Tout aussi grave, les services d’aide et d’accompagnement à domicile relevant de la CCN de la Branche Associative d’Aide à domicile, relevant eux aussi de la compétence des départements, sont exclus de cette mesure, entrainant un écart important des rémunérations pour un même poste et une même ancienneté, aggravant leur perte relative d’attractivité et le départ de leurs salariés.
Faute de personnel, les personnes en situation de handicap et les personnes âgées voient leur accès aux droits à l’APA ou à la PCH entravé.
Selon l’union nationale des centres communaux d’action sociale (en 2022), le secteur médico-social se caractérise par un nombre de journées d’arrêt de travail, du fait d’accidents de travail ou de maladies professionnelles (AT-MP), trois fois supérieur à la moyenne constatée pour l’ensemble des secteurs d’activité en France.
En 2019, d’après l’Agence nationale d’appui à la performance (Anap), ce nombre a atteint 3,5 millions, en augmentation de 41% par rapport à 2016. Cela correspond à 17 000 postes équivalents temps plein (ETP) par an.

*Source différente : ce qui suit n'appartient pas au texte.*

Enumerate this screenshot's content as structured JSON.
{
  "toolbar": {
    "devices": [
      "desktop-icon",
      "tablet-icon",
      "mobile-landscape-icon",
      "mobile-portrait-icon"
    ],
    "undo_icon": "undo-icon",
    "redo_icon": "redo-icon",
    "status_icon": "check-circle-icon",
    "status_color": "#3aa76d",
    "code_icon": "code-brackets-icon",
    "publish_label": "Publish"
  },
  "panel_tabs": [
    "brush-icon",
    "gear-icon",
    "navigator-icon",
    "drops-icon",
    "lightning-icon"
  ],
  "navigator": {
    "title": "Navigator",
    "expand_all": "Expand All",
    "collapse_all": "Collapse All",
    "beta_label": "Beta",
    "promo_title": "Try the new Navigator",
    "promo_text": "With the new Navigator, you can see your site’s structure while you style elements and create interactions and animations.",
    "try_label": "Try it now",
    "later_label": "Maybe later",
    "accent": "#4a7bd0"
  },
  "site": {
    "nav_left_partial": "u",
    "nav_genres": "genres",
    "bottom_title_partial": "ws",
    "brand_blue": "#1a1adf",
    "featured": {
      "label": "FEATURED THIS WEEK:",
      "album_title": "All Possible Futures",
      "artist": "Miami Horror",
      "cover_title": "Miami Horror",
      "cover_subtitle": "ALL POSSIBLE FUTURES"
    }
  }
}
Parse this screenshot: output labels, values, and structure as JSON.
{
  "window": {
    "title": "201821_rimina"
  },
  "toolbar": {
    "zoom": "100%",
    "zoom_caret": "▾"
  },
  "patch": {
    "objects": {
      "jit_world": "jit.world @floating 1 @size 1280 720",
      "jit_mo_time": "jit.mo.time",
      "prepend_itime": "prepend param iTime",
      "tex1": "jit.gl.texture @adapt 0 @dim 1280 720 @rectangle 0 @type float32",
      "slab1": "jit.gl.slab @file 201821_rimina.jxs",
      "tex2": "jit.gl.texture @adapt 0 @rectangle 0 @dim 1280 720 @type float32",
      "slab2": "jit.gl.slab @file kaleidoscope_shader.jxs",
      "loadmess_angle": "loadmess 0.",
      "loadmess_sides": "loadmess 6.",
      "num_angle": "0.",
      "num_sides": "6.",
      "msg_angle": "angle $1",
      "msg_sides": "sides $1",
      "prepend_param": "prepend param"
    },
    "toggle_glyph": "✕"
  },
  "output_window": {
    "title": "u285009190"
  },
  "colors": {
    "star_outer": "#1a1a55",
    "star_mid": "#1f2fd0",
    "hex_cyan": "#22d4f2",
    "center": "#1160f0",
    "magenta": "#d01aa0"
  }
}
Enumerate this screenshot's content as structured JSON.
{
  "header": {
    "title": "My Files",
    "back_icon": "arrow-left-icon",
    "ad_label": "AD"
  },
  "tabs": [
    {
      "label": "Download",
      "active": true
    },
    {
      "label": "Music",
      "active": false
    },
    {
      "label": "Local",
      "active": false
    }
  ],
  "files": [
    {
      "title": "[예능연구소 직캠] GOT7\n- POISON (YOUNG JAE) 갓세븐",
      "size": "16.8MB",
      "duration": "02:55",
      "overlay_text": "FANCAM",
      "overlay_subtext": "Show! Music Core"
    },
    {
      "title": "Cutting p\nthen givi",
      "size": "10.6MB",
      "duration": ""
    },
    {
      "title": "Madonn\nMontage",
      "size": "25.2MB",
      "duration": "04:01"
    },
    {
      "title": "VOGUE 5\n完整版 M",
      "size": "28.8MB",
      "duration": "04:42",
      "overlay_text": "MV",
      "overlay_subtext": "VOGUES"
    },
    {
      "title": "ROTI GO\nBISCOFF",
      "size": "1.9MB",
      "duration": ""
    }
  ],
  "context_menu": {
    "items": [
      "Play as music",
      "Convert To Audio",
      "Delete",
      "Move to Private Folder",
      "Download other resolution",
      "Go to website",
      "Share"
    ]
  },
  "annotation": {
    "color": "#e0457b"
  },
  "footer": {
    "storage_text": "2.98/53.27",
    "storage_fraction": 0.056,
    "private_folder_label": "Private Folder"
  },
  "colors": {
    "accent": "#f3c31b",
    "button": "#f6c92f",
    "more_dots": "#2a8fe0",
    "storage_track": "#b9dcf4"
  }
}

Alors que 4 millions de personnes seront en situation de dépendance en 2050 selon l’INSEE, le vieillissement de la population nécessite de créer des emplois durables en France - 109 000 emplois supplémentaires devraient être dédiés à l'accompagnement des personnes âgées dépendantes à l'horizon 2030 selon l’INSEE - sur lesquels il est urgent d’investir. L'enjeu est ainsi de faire collectivement face à ce défi démographique et de faire du vieillissement de la population une opportunité pour créer des emplois durables, non délocalisables.
Dans ce contexte, le groupe écologiste défend un investissement massif dans l'ensemble des établissements et services médico-sociaux en charge de la perte d’autonomie.
Les sous-effectifs entraînent aujourd’hui une dégradation des conditions de vie et de travail et les accidents du travail.
Enfin, si nous nous félicitons de la mise en œuvre de prestations de suppléance à domicile du proche aidant, après une expérimentation de 5 ans du dispositif, demeure la question de son financement et de la maitrise du reste à charge.
Les porteurs de projets engagés dans cette expérimentation reçoivent dans ce cadre un soutien financier de la CNSA destiné à l’ingénierie et l’évaluation du dispositif ; en revanche, il ne couvre pas les frais liés à la mise en œuvre des prestations de relayage.
En 2017, la députée Joelle Huillier pointait déjà la nécessité de rendre le reste à charge du relayage soutenable si nous souhaitons que tous les aidants puissent en bénéficier : elle insistait sur le besoin de proposer un système financièrement acceptable.
Il est donc temps de flécher un modèle de financement pour ce dispositif qui constitue un outil de prévention particulièrement précieux, permettant à la fois de prévenir l’état d’épuisement de l’aidant et de retarder, voire d’éviter l’hospitalisation de la personne malade ou son entrée en structure d’hébergement faute de réponses de répit à domicile.
Considérant tous ces besoins non satisfaits, nous contestons l'objectif de dépenses de la branche autonomie de la sécurité sociale proposé par le gouvernement. C'est le sens de notre amendement de suppression.